How the benchmark works

  1. Load dataset: LeRobot dataset is loaded for the given repo_id and root.
  2. Build action chunks: For each episode (up to max_episodes), action chunks are built with the same logic as lerobot-train-tokenizer: sliding window of length action_horizon, optional delta transform, and per-episode sampling with sample_fraction.
  3. Extract and normalize: Only encoded_dims are kept. Normalization is applied using the datasets action stats when available, according to normalization_mode.
  4. Encode / decode: A random sample of chunks (size max_chunks_for_reconstruction) is encoded and then decoded with the tokenizer. Encode and decode times are recorded per chunk.
  5. Compute metrics: Reconstruction metrics are computed between original and decoded chunks; compression and timing stats are aggregated.
  6. Save results: A JSON file is written to output_dir with name {timestamp}_{repo_id}_action_tokenizer_results.json, containing the full config and all metrics.

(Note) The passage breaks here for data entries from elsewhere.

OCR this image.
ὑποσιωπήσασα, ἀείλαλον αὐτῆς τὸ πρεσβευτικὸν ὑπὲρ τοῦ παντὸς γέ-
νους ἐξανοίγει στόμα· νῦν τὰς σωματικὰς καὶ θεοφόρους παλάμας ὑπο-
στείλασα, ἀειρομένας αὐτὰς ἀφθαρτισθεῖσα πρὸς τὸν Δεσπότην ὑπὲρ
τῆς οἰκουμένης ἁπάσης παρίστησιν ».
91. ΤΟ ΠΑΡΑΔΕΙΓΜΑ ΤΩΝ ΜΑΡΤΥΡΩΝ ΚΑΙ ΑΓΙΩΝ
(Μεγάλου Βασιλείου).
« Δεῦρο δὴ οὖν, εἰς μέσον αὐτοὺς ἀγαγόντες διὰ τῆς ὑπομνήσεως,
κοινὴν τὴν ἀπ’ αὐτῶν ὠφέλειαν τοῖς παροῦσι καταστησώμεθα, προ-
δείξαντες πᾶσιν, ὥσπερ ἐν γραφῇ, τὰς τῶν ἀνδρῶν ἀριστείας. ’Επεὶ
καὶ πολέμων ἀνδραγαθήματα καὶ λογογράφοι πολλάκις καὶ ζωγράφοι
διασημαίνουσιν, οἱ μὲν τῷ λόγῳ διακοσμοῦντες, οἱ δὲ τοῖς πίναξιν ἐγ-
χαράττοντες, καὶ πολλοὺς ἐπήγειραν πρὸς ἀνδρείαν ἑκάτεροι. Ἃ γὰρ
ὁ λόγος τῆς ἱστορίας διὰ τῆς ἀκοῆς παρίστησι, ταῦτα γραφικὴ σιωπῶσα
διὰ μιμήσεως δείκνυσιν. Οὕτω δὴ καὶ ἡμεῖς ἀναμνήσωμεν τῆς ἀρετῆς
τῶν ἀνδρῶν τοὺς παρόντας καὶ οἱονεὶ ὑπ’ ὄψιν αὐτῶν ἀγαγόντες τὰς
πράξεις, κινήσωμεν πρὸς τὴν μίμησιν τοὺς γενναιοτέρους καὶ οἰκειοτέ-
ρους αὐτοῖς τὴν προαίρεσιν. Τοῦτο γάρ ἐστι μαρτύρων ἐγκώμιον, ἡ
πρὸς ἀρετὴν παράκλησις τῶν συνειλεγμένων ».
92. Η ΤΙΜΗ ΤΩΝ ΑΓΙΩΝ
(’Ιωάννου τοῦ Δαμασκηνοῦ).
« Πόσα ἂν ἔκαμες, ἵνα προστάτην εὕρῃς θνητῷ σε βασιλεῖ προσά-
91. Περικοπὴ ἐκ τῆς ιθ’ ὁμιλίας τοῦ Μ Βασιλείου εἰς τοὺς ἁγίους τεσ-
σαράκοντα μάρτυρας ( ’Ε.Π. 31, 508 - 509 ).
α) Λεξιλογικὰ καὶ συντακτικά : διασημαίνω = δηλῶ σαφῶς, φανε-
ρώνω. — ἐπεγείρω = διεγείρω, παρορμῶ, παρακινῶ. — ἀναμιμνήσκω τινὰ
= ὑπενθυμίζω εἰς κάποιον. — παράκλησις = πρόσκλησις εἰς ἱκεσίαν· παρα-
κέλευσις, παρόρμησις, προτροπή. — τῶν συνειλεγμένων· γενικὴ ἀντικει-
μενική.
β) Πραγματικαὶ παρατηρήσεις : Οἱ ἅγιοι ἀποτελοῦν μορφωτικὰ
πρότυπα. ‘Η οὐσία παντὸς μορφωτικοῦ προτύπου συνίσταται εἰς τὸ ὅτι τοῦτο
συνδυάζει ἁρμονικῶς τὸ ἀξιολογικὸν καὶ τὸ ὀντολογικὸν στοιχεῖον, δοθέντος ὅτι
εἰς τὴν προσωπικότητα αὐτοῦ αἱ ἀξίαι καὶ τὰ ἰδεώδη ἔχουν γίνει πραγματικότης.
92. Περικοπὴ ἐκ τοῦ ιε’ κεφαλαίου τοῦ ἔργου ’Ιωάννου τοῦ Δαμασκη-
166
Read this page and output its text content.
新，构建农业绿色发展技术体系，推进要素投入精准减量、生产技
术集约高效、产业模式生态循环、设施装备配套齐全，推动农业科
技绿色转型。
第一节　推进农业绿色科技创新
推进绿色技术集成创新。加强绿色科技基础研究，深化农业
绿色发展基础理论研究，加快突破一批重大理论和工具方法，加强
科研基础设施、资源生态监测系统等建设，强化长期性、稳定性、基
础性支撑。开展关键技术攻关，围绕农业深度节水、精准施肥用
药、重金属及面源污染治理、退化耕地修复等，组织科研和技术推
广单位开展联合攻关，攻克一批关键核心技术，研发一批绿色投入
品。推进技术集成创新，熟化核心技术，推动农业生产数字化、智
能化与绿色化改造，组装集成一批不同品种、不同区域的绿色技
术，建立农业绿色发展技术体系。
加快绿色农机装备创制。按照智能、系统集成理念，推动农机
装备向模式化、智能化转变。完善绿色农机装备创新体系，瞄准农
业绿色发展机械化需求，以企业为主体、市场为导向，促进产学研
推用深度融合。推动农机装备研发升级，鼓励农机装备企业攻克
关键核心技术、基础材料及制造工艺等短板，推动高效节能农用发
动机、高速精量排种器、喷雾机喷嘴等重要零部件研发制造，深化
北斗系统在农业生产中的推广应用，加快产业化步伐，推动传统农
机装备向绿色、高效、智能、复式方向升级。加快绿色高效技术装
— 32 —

The pipeline (chunking, dimensions, normalization, delta) must match how the tokenizer was trained; otherwise reconstruction error can be large or the tokenizer may raise.

Caveats

  • The tokenizers action_horizon and action_dim (and optionally DCT settings) are fixed at training time. The benchmark infers dimensions from the dataset and encoded dims; the tokenizer path must correspond to a model trained with the same horizon and encoded dimensions.
  • Reconstruction is evaluated in normalized space (the same space the tokenizer sees). For interpretation in raw action space, you would need to invert normalization outside this script.
  • Only one tokenizer and one dataset are evaluated per run. To compare tokenizers or datasets, run the script multiple times and compare the saved JSON files.

Example

Quick run with a local tokenizer and a small number of episodes:

python benchmarks/tokens/run_action_tokenizer_benchmark.py \
    --action-tokenizer-path=outputs/wavetoken \
    --repo-id=lerobot/pusht \
    --action-horizon=10 \
    --max-episodes=50 \
    --output-dir=outputs/action_tokenizer_benchmark

With delta transform and custom encoded dimensions:

python benchmarks/tokens/run_action_tokenizer_benchmark.py \
    --action-tokenizer-path=outputs/wavetoken \
    --repo-id=lerobot/pusht \
    --action-horizon=10 \
    --encoded-dims=0:6,7:14 \
    --delta-dims=0,1,2,3,4,5 \
    --use-delta-transform \
    --normalization-mode=QUANTILES \
    --max-chunks-for-reconstruction=500 \
    --output-dir=outputs/action_tokenizer_benchmark

Results are written to e.g. outputs/action_tokenizer_benchmark/2026-02-12_14-30-00_lerobot_pusht_action_tokenizer_results.json.

Results

Results are stored as JSON in the directory given by --output-dir (default: outputs/action_tokenizer_benchmark). Each file contains:

  • config: All script arguments (tokenizer path, repo_id, action_horizon, encoded_dims, normalization_mode, etc.) for reproducibility.
  • metrics: All reconstruction, compression, and timing metrics described above.

To compare runs, load and diff or aggregate these JSON files with your own scripts or notebooks.